La lluvia

La lluvia

Hay cosas que nunca cambian, o que cambian muy poco. Las obras siguen teniendo su público, más del que imaginamos. El poder hipnótico de las hormigoneras, de las grúas articuladas, de las excavadoras. Ese renacer a partir de los escombros, como una metamorfosis de ladrillo y hormigón. Ese mismo poder ejercen los embalses y pantanos, cuando crecen, como ahora ha sucedido. Es época de ver pantanos. Y también de asombrarnos ante esos arroyos recuperados, como nacidos de la nada. Recorrer el puente, el Romano, o el que sea, y alucinar con la corriente, con la fuerza que lleva el agua. Donde antes casi se podía cruzar a pie, ahora es un Misisipi que nos ha llegado por sorpresa. Bueno, por sorpresa, no exactamente, que han sido varios días lloviendo sin parar, como si se fuera a acabar el mundo. Como si hubiera establecido una cita con Noé y su arca.

Una lluvia que ha maltratado a las cofradías, a los nazarenos y costaleros, también a los hoteleros, dueños de bares y demás, pero que vamos a agradecer todos. Todos. Porque el drama de hace bien poco ya no es, borrado por los litros que han caído. El presidente andaluz, Moreno Bonilla, días antes de que comenzara el diluvio, viajó hasta Roma para pedirle al Papa, entre otras cosas, que intercediera ante su “jefe superior” para que la lluvia llegara. Y ha llegado, y de qué manera. El Papa Francisco debe tener hilo directo y buena relación, a tenor de los resultados. Eso sí, habría que decirle a Moreno Bonilla que no insistiera en la visita de su Santidad a Andalucía, porque si a distancia ha conseguido que lloviera de esta manera, no sé hasta dónde podría llegar la cosa con su presencia en nuestra tierra. Mejor no tentar la suerte.

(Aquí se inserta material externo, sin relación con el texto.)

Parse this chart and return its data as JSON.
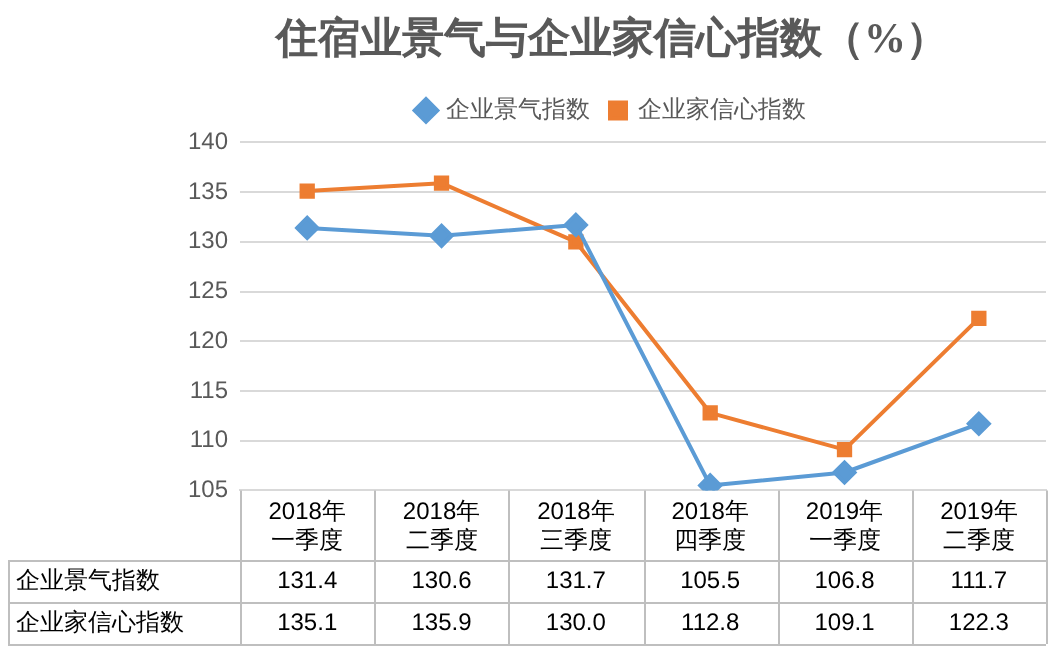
{
  "chart_data": {
    "type": "line",
    "title": "住宿业景气与企业家信心指数（%）",
    "categories": [
      "2018年一季度",
      "2018年二季度",
      "2018年三季度",
      "2018年四季度",
      "2019年一季度",
      "2019年二季度"
    ],
    "series": [
      {
        "name": "企业景气指数",
        "color": "#5b9bd5",
        "marker": "diamond",
        "values": [
          131.4,
          130.6,
          131.7,
          105.5,
          106.8,
          111.7
        ],
        "value_labels": [
          "131.4",
          "130.6",
          "131.7",
          "105.5",
          "106.8",
          "111.7"
        ]
      },
      {
        "name": "企业家信心指数",
        "color": "#ed7d31",
        "marker": "square",
        "values": [
          135.1,
          135.9,
          130.0,
          112.8,
          109.1,
          122.3
        ],
        "value_labels": [
          "135.1",
          "135.9",
          "130.0",
          "112.8",
          "109.1",
          "122.3"
        ]
      }
    ],
    "ylim": [
      105,
      140
    ],
    "yticks": [
      105,
      110,
      115,
      120,
      125,
      130,
      135,
      140
    ],
    "grid": "y",
    "legend": "top"
  }
}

Bromas aparte, la lluvia de los pasados días puede entenderse como un milagro o como ese salvados por la campana, o cuando el nudo más aprieta la garganta. Nos hablaban de restricciones, de determinadas zonas ya sin agua potable en sus grifos, de alarmas, de amenaza cierta. Porque los pantanos cada día menguaban más y los ríos adelgazaban a marchas forzadas.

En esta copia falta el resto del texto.